This week, NASA unveiled a prototype for vehicles that may one day explore exotic worlds covered in ice and containing vast oceans underneath. The space exploration agency set the space-watching world abuzz earlier this year when they announced plans to visit Europa, an ice-covered moon of Jupiter believed to have ideal conditions for life, sometime in the not-too-distant future. Since then, press reports have been rife with speculation about how they plan to do it.
On Monday, June 22, JPL scientist Andy Klesh suited up and dove into an aquarium at the California Science Center to demonstrate the prototype to eager onlookers. Currently going by the working title of BRUIE (Buoyant Rover for Under-Ice Exploration), the rover currently resembles a space-age tiffin tin but will float, sport wheels, and drive on the underside of the ice.
This phase of the rover is the result of work done by a JPL team that tested an earlier version in Alaska in 2012. Then, researchers operated the vehicle remotely, but as lead investigator on the BRUIE project Andy Klesh said in a NASA news release, Monday’s test was the first time the rover had been operated via satellite. NASA didn’t get too technical on the rover’s specifications, but they did have this to say about the rover’s current iteration:
The new version is longer, has a thicker body and is designed for ocean depths up to about 700 feet (200 meters). The central body contains computers, sensors and communication equipment. On either side of the central section is a “pod,” each with sensors, lights, a camera, batteries, instruments and two motors. The software for this rover is similar to what is being used for Mars Cube One, two communication-relay CubeSats that will launch with NASA’s InSight Mars lander in 2016.

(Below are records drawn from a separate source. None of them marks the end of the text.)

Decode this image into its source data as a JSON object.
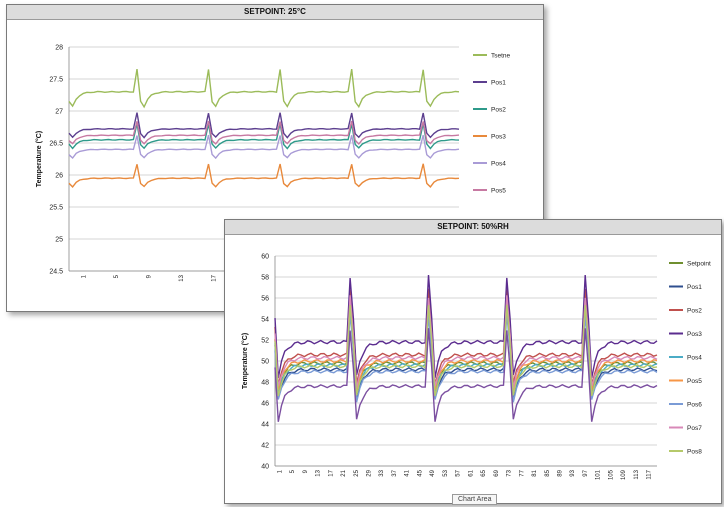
{
  "chart_data": [
    {
      "type": "line",
      "title": "SETPOINT: 25°C",
      "ylabel": "Temperature (°C)",
      "xlabel": "",
      "ylim": [
        24.5,
        28
      ],
      "yticks": [
        24.5,
        25,
        25.5,
        26,
        26.5,
        27,
        27.5,
        28
      ],
      "xtick_labels": [
        "1",
        "5",
        "9",
        "13",
        "17",
        "21",
        "25",
        "29",
        "33",
        "37",
        "41",
        "45"
      ],
      "grid": true,
      "legend_position": "right",
      "period": 20,
      "n_points": 110,
      "series": [
        {
          "name": "Tsetne",
          "color": "#9bbb59",
          "base": 27.3,
          "amp": 0.35,
          "dip": -0.35
        },
        {
          "name": "Pos1",
          "color": "#5c3f8f",
          "base": 26.72,
          "amp": 0.25,
          "dip": -0.2
        },
        {
          "name": "Pos2",
          "color": "#2e9a8a",
          "base": 26.55,
          "amp": 0.25,
          "dip": -0.2
        },
        {
          "name": "Pos3",
          "color": "#e8893b",
          "base": 25.95,
          "amp": 0.22,
          "dip": -0.2
        },
        {
          "name": "Pos4",
          "color": "#a99bd6",
          "base": 26.4,
          "amp": 0.22,
          "dip": -0.2
        },
        {
          "name": "Pos5",
          "color": "#c779a2",
          "base": 26.62,
          "amp": 0.22,
          "dip": -0.2
        }
      ]
    },
    {
      "type": "line",
      "title": "SETPOINT: 50%RH",
      "ylabel": "Temperature (°C)",
      "xlabel": "",
      "ylim": [
        40,
        60
      ],
      "yticks": [
        40,
        42,
        44,
        46,
        48,
        50,
        52,
        54,
        56,
        58,
        60
      ],
      "xtick_labels": [
        "1",
        "5",
        "9",
        "13",
        "17",
        "21",
        "25",
        "29",
        "33",
        "37",
        "41",
        "45",
        "49",
        "53",
        "57",
        "61",
        "65",
        "69",
        "73",
        "77",
        "81",
        "85",
        "89",
        "93",
        "97",
        "101",
        "105",
        "109",
        "113",
        "117"
      ],
      "grid": true,
      "legend_position": "right",
      "period": 24,
      "n_points": 118,
      "series": [
        {
          "name": "Setpoint",
          "color": "#6f8f2f",
          "base": 49.8,
          "amp": 7.0,
          "dip": -3.0
        },
        {
          "name": "Pos1",
          "color": "#2f4f8f",
          "base": 49.2,
          "amp": 7.0,
          "dip": -3.0
        },
        {
          "name": "Pos2",
          "color": "#c0504d",
          "base": 50.6,
          "amp": 7.5,
          "dip": -3.0
        },
        {
          "name": "Pos3",
          "color": "#5b2c8f",
          "base": 51.8,
          "amp": 7.5,
          "dip": -3.5
        },
        {
          "name": "Pos4",
          "color": "#4bacc6",
          "base": 49.6,
          "amp": 7.0,
          "dip": -3.0
        },
        {
          "name": "Pos5",
          "color": "#f79646",
          "base": 50.0,
          "amp": 7.0,
          "dip": -3.0
        },
        {
          "name": "Pos6",
          "color": "#7a9bd6",
          "base": 49.0,
          "amp": 6.5,
          "dip": -3.0
        },
        {
          "name": "Pos7",
          "color": "#d889b8",
          "base": 50.3,
          "amp": 7.0,
          "dip": -3.0
        },
        {
          "name": "Pos8",
          "color": "#b5c96a",
          "base": 49.5,
          "amp": 7.0,
          "dip": -3.0
        },
        {
          "name": "",
          "color": "#7b4fa0",
          "base": 47.6,
          "amp": 6.5,
          "dip": -3.5
        }
      ]
    }
  ],
  "ui": {
    "chart_area_label": "Chart Area"
  }
}
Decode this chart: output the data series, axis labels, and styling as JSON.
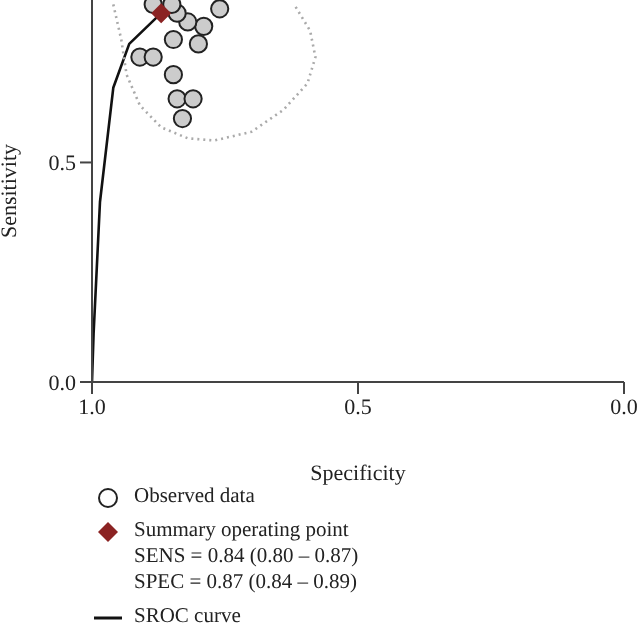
{
  "chart_data": {
    "type": "scatter",
    "xlabel": "Specificity",
    "ylabel": "Sensitivity",
    "xlim": [
      1,
      0
    ],
    "ylim": [
      0,
      0.87
    ],
    "xticks": [
      {
        "value": 1,
        "label": "1.0"
      },
      {
        "value": 0.5,
        "label": "0.5"
      },
      {
        "value": 0,
        "label": "0.0"
      }
    ],
    "yticks": [
      {
        "value": 0,
        "label": "0.0"
      },
      {
        "value": 0.5,
        "label": "0.5"
      }
    ],
    "legend": "bottom",
    "grid": false,
    "annotations": [
      "SENS = 0.84 (0.80 – 0.87)",
      "SPEC = 0.87 (0.84 – 0.89)"
    ],
    "series": [
      {
        "name": "Observed data",
        "color": "#cccccc",
        "marker": "circle",
        "x": [
          0.91,
          0.885,
          0.847,
          0.84,
          0.81,
          0.83,
          0.847,
          0.8,
          0.79,
          0.76,
          0.82,
          0.84,
          0.85,
          0.885
        ],
        "values": [
          0.74,
          0.74,
          0.7,
          0.645,
          0.645,
          0.6,
          0.78,
          0.77,
          0.81,
          0.85,
          0.82,
          0.84,
          0.86,
          0.86
        ]
      },
      {
        "name": "Summary operating point",
        "color": "#8b2323",
        "marker": "diamond",
        "x": [
          0.87
        ],
        "values": [
          0.84
        ]
      },
      {
        "type": "line",
        "name": "SROC curve",
        "color": "#111111",
        "line_style": "solid",
        "marker": "none",
        "x": [
          1,
          0.997,
          0.991,
          0.985,
          0.96,
          0.93,
          0.87
        ],
        "values": [
          0,
          0.11,
          0.26,
          0.41,
          0.67,
          0.77,
          0.84
        ]
      },
      {
        "type": "line",
        "color": "#aaaaaa",
        "line_style": "dotted",
        "marker": "none",
        "x": [
          0.96,
          0.945,
          0.935,
          0.91,
          0.87,
          0.82,
          0.77,
          0.7,
          0.64,
          0.595,
          0.58,
          0.59,
          0.62
        ],
        "values": [
          0.86,
          0.78,
          0.7,
          0.63,
          0.58,
          0.555,
          0.55,
          0.57,
          0.62,
          0.68,
          0.74,
          0.8,
          0.86
        ]
      }
    ]
  }
}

How will NASA get underneath Europa’s ice?
The biggest challenge for the rover that may discover life on an icy world like Europa will be getting to the warm water oceans underneath the surface. The ice covering Europa is thought to be up to 20 miles thick in some places. Several projects currently under development aim to solve this problem using sophisticated laser and fiber optic technologies.
One of them, named VALKYRIE (Very deep Autonomous Laser-powered Kilowatt-class Yo-yoing Robotic Ice Explorer), drilled down 31 meters into the Matanuska glacier in Alaska in 2014, and Stone Aerospace, the firm currently developing the technology with funding from NASA’s Astrobiology Science and Technology for Exploring Planets (ASTEP) program, will head back out to the Matanuska this summer to put it through more tests.
Europa is certainly a fascinating planet and where NASA is hoping humanity will discover its first extraterrestrial neighbors.